Le président américain Donald Trump a annoncé vendredi qu’il augmenterait dès la semaine prochaine les droits de douane sur les voitures et camions en provenance de l’Union européenne à 25 %, une mesure susceptible de perturber davantage une économie mondiale déjà fragile.
Dans un message publié sur les réseaux sociaux, Trump a accusé l’UE de ne pas respecter un accord commercial « pleinement convenu », sans préciser les manquements reprochés. Cet accord, conclu en juillet 2023 avec la présidente de la Commission européenne, Ursula von der Leyen, prévoyait un plafond tarifaire de 15 % sur la plupart des biens. Cependant, la Cour suprême américaine a invalidé en début d’année l’autorité légale dont s’était servi Trump pour imposer ces taxes, le contraignant à rechercher d’autres fondements juridiques.

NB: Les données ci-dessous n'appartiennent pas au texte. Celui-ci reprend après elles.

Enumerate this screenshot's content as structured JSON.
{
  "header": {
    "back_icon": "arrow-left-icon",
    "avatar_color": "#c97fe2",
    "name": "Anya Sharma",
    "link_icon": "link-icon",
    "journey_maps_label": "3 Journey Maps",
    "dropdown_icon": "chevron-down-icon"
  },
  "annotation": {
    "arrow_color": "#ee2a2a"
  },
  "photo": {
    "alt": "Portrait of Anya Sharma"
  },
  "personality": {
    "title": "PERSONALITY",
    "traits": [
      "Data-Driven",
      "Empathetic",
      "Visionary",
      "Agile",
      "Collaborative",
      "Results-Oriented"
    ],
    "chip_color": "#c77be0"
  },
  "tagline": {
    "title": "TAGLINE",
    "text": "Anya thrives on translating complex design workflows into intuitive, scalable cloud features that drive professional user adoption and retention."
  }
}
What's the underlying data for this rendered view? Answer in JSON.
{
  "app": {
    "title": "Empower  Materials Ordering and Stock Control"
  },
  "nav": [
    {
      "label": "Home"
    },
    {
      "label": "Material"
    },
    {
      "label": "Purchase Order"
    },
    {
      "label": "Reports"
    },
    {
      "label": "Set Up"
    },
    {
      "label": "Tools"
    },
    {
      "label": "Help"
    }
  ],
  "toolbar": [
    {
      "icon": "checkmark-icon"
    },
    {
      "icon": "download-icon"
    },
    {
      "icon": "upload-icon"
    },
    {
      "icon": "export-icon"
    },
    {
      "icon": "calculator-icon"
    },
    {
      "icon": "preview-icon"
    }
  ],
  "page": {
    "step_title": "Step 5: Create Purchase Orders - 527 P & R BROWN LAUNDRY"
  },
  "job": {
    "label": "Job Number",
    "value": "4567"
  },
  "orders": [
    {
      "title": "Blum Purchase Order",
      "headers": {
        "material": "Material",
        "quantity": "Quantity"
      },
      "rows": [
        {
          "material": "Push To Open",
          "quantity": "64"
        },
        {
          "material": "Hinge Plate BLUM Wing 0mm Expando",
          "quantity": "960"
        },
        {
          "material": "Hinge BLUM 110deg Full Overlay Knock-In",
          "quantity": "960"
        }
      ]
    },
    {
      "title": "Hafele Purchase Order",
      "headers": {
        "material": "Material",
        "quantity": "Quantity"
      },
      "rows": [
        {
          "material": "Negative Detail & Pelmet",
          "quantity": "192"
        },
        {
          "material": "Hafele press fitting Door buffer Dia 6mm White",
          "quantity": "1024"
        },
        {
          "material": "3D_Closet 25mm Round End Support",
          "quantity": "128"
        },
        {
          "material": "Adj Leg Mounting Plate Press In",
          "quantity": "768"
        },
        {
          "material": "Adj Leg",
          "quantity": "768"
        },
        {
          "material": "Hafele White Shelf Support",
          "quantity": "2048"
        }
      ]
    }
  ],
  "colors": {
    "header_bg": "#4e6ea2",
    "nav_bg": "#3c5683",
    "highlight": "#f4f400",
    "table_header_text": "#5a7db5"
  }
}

L’administration Trump a ainsi instauré un tarif de 10 % en attendant d’évaluer les déséquilibres commerciaux et les enjeux de sécurité nationale pour justifier de nouvelles hausses. Ces mesures surviennent alors que le conflit en Iran pèse sur l’économie mondiale, avec une croissance ralentie et une inflation en hausse, alimentée par la flambée des prix de l’énergie après la fermeture partielle du détroit d’Ormuz à la suite des frappes américaines et israéliennes fin février.
Parallèlement, Trump fait face à une pression politique croissante aux États-Unis à l’approche des élections de mi-mandat de novembre, en raison d’une inflation persistante. Le républicain, qui avait fait de la maîtrise des prix une promesse centrale de sa campagne, voit son taux d’approbation sur la gestion économique chuter à seulement 30 % selon un récent sondage Associated Press-NORC.
L’accord commercial, surnommé « Turnberry Agreement » en référence au golf écossais de Trump, était censé préserver le cadre des échanges entre les deux blocs. Pourtant, son avenir est désormais incertain après la décision de la Cour suprême, qui a jugé illégale la déclaration d’urgence économique utilisée par Trump pour imposer ces tarifs. Les nouvelles mesures pourraient même mettre en péril l’accord lui-même, bien que la Commission européenne ait récemment souligné une amélioration des relations transatlantiques.
L’UE estimait que l’accord permettrait aux constructeurs automobiles européens d’économiser entre 500 et 600 millions d’euros par mois. En 2024, les échanges commerciaux de biens et services entre les États-Unis et l’UE ont atteint 1,7 billion d’euros, soit une moyenne de 4,6 milliards d’euros par jour, selon les données d’Eurostat.
La Commission européenne a réagi en février en rappelant que « un accord est un accord », après l’annulation par la Cour suprême des tarifs initiaux.